Etalon de référence de la performance des sociétés d'auteur, les frais de gestion prélevés par euro perçu ont légèrement remonté en 2006, à 15,48 % contre 14,97 % l'an dernier. Un chiffre plutôt malvenu à l'heure d'une crise de la filière musicale qui impose de serrer les coûts et de faire bonne figure face à tous ceux qui, commission de Bruxelles en tête, veulent dynamiser la gestion des droits en insufflant plus de concurrence à l'échelle européenne. Un chiffre conforme à l'évolution actuelle, se défend la Sacem, qui met en avant une baisse des droits les plus faciles à collecter (- 9,9 % de droits phonographiques, - 4,6 % pour la rémunération issue de la taxe sur la copie privée, - 5,5 % pour la radio) au profit d'autres, plus coûteux à contrôler (diffusion et reproduction d'oeuvres dans les lieux publics en hausse de 5,9 %, tournées en hausse de 29,9 %, Internet).
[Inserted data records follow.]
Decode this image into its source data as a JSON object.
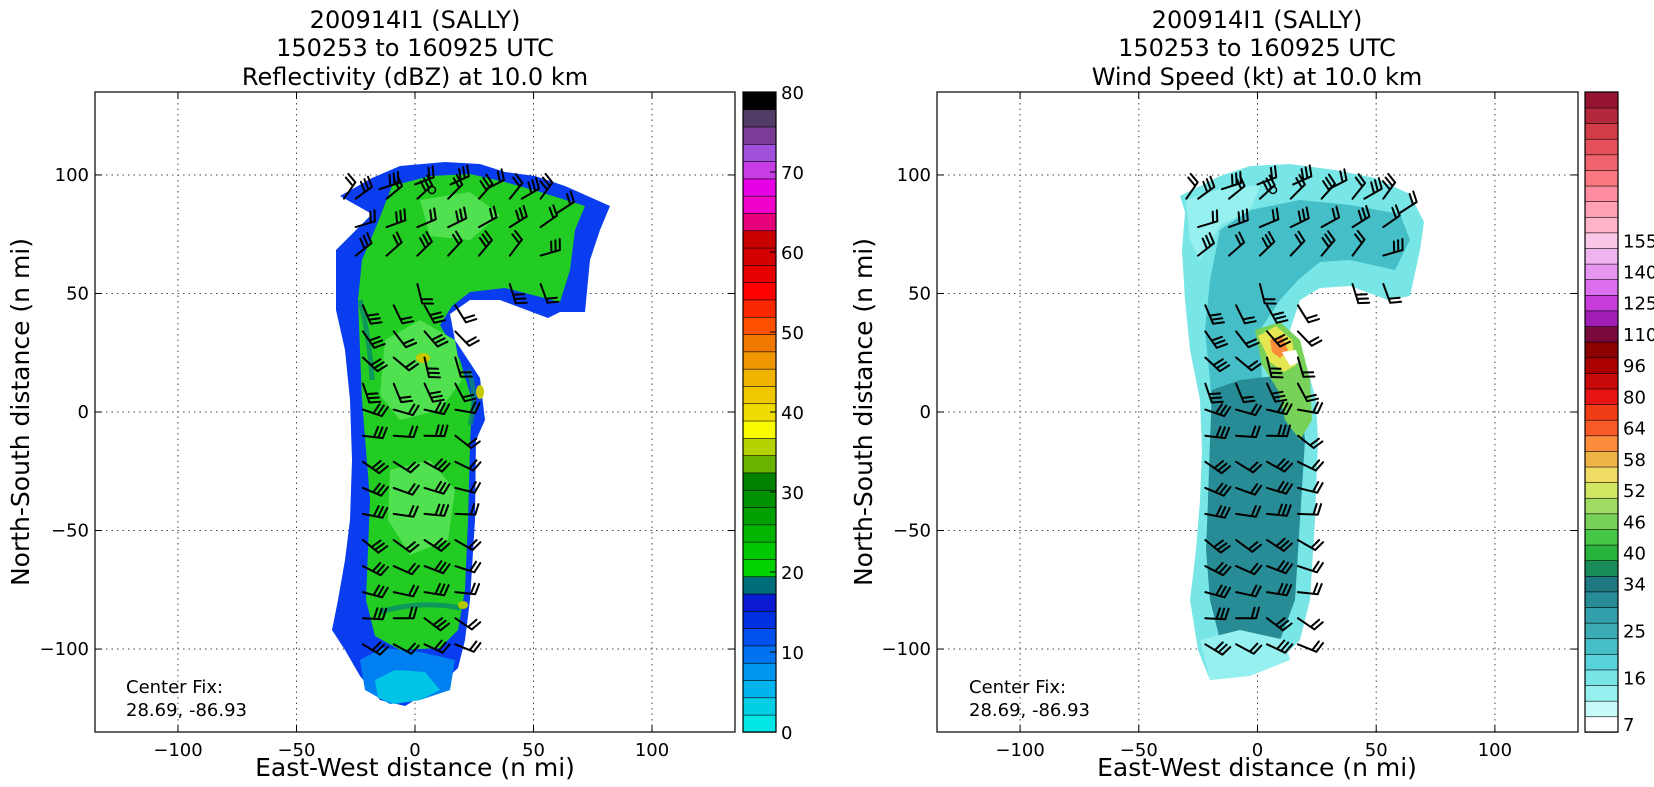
{
  "chart_data": [
    {
      "type": "contour-map",
      "title_lines": [
        "200914I1 (SALLY)",
        "150253 to 160925 UTC",
        "Reflectivity (dBZ) at 10.0 km"
      ],
      "xlabel": "East-West distance (n mi)",
      "ylabel": "North-South distance (n mi)",
      "xlim": [
        -135,
        135
      ],
      "ylim": [
        -135,
        135
      ],
      "xticks": [
        -100,
        -50,
        0,
        50,
        100
      ],
      "yticks": [
        -100,
        -50,
        0,
        50,
        100
      ],
      "xtick_labels": [
        "−100",
        "−50",
        "0",
        "50",
        "100"
      ],
      "ytick_labels": [
        "−100",
        "−50",
        "0",
        "50",
        "100"
      ],
      "grid": true,
      "annotation": [
        "Center Fix:",
        "28.69, -86.93"
      ],
      "colorbar": {
        "min": 0,
        "max": 80,
        "tick_values": [
          0,
          10,
          20,
          30,
          40,
          50,
          60,
          70,
          80
        ],
        "tick_labels": [
          "0",
          "10",
          "20",
          "30",
          "40",
          "50",
          "60",
          "70",
          "80"
        ],
        "colors": [
          "#00e6e6",
          "#00cfe6",
          "#00b4ee",
          "#0096f0",
          "#0073f0",
          "#0050f0",
          "#0030e0",
          "#0a1ad0",
          "#006e78",
          "#00d200",
          "#00c800",
          "#00b400",
          "#00a000",
          "#009100",
          "#008200",
          "#6ab400",
          "#b4d200",
          "#fafa00",
          "#f0dc00",
          "#f0c800",
          "#f0b400",
          "#f09600",
          "#f07800",
          "#ff5000",
          "#fa2800",
          "#ff0000",
          "#e60000",
          "#d20000",
          "#c80000",
          "#e6007a",
          "#f000c8",
          "#e600e6",
          "#c83ce6",
          "#a050dc",
          "#7a3c96",
          "#503c64",
          "#000000"
        ]
      },
      "field_colors": [
        "#0040f0",
        "#1ec81e",
        "#3cdc3c",
        "#00aa66",
        "#c8c800"
      ]
    },
    {
      "type": "contour-map",
      "title_lines": [
        "200914I1 (SALLY)",
        "150253 to 160925 UTC",
        "Wind Speed (kt) at 10.0 km"
      ],
      "xlabel": "East-West distance (n mi)",
      "ylabel": "North-South distance (n mi)",
      "xlim": [
        -135,
        135
      ],
      "ylim": [
        -135,
        135
      ],
      "xticks": [
        -100,
        -50,
        0,
        50,
        100
      ],
      "yticks": [
        -100,
        -50,
        0,
        50,
        100
      ],
      "xtick_labels": [
        "−100",
        "−50",
        "0",
        "50",
        "100"
      ],
      "ytick_labels": [
        "−100",
        "−50",
        "0",
        "50",
        "100"
      ],
      "grid": true,
      "annotation": [
        "Center Fix:",
        "28.69, -86.93"
      ],
      "colorbar": {
        "tick_labels": [
          "7",
          "16",
          "25",
          "34",
          "40",
          "46",
          "52",
          "58",
          "64",
          "80",
          "96",
          "110",
          "125",
          "140",
          "155"
        ],
        "tick_label_steps": [
          0,
          3,
          6,
          9,
          11,
          13,
          15,
          17,
          19,
          21,
          23,
          25,
          27,
          29,
          31
        ],
        "colors": [
          "#ffffff",
          "#c8fafa",
          "#96f0f0",
          "#78e6e6",
          "#5ad2dc",
          "#46bec8",
          "#3cacb4",
          "#32a0aa",
          "#288c96",
          "#1e7882",
          "#1a8c5a",
          "#28b43c",
          "#46c846",
          "#78d25a",
          "#a0dc64",
          "#d2e664",
          "#f0dc64",
          "#f0b446",
          "#fa8c3c",
          "#fa5a28",
          "#f03c14",
          "#e61414",
          "#c80a0a",
          "#aa0000",
          "#8c0000",
          "#780a3c",
          "#a01eb4",
          "#c83cdc",
          "#dc6ef0",
          "#e696f0",
          "#f0b4f0",
          "#fac8e6",
          "#ffb4c8",
          "#ffa0b4",
          "#ff8ca0",
          "#fa7882",
          "#f0646e",
          "#e6505a",
          "#d23c46",
          "#b4283c",
          "#961432"
        ]
      },
      "field_colors": [
        "#5ad2dc",
        "#288c96",
        "#96f0f0",
        "#e6e650",
        "#78d25a"
      ]
    }
  ]
}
Des droits d'autant moins «rentables» que la diffusion via les nouvelles technologies rapporte encore très peu. A peine 3,7 % du total des recettes, en incluant la téléphonie et malgré une nouvelle progression du téléchargement payant de 150 % l'an dernier. «Jusqu'à l'arrivée d'Internet, l'apparition de nouveaux supports musicaux comme les radios libres ou les chaînes thématiques était bénéfique aux ayants droit, analyse Bernard Miyet. Or pour l'instant nous sommes incapables de valoriser ces nouveaux modes de diffusion alors même que certains, comme les industriels de la high-tech ou les fournisseurs d'accès au Net, en tirent d'importants profits.»

Manière forte

A l'ère d'un réseau planétaire qui se joue des droits et des frontières, la Sacem expérimente. Elle imagine de nouvelles taxes sur les géants de la musique que sont devenus les fournisseurs de technologies, et ne cesse d'adapter son barème à ces nouveaux venus du Net, espérant que la floraison de services en tout genre finira par accoucher de droits conséquents. Qu'ils soient gratuits ou payants, peu importe : l'essentiel reste de percevoir le maximum de droits sur tous les supports. Les plateformes légales du type iTunes versent déjà 8 %, soit 7 centimes d'euro, par fichier vendu à 99 centimes, ce qui représente 1,8 million d'euros perçus en 2006. Une première étape en attendant les contrats avec la nouvelle génération de sites web 2.0 (MySpace, YouTube, Dailymotion, Last.fm, etc.) qui mettent en avant le partage de contenus et l'interactivité.

«Nous négocions, mais l'équation est difficile, estime David El Sayegh, en charge du dossier à la Sacem. Il faut à la fois parvenir à une redevance minimale acceptable pour nos auteurs et non prohibitive au regard de l'économie encore parfois fragile de ces sites.» Autrement dit, prélever des droits sur des recettes publicitaires balbutiantes, autour de 8 %, sans imposer des conditions trop drastiques aux sites. La recherche de modèles économiques n'exclut pas de recourir à la manière forte : en mars, la Sacem fit temporairement fermer le service de musique à la demande Radioblogclub pour «exploitation illicite des oeuvres et enregistrements musicaux».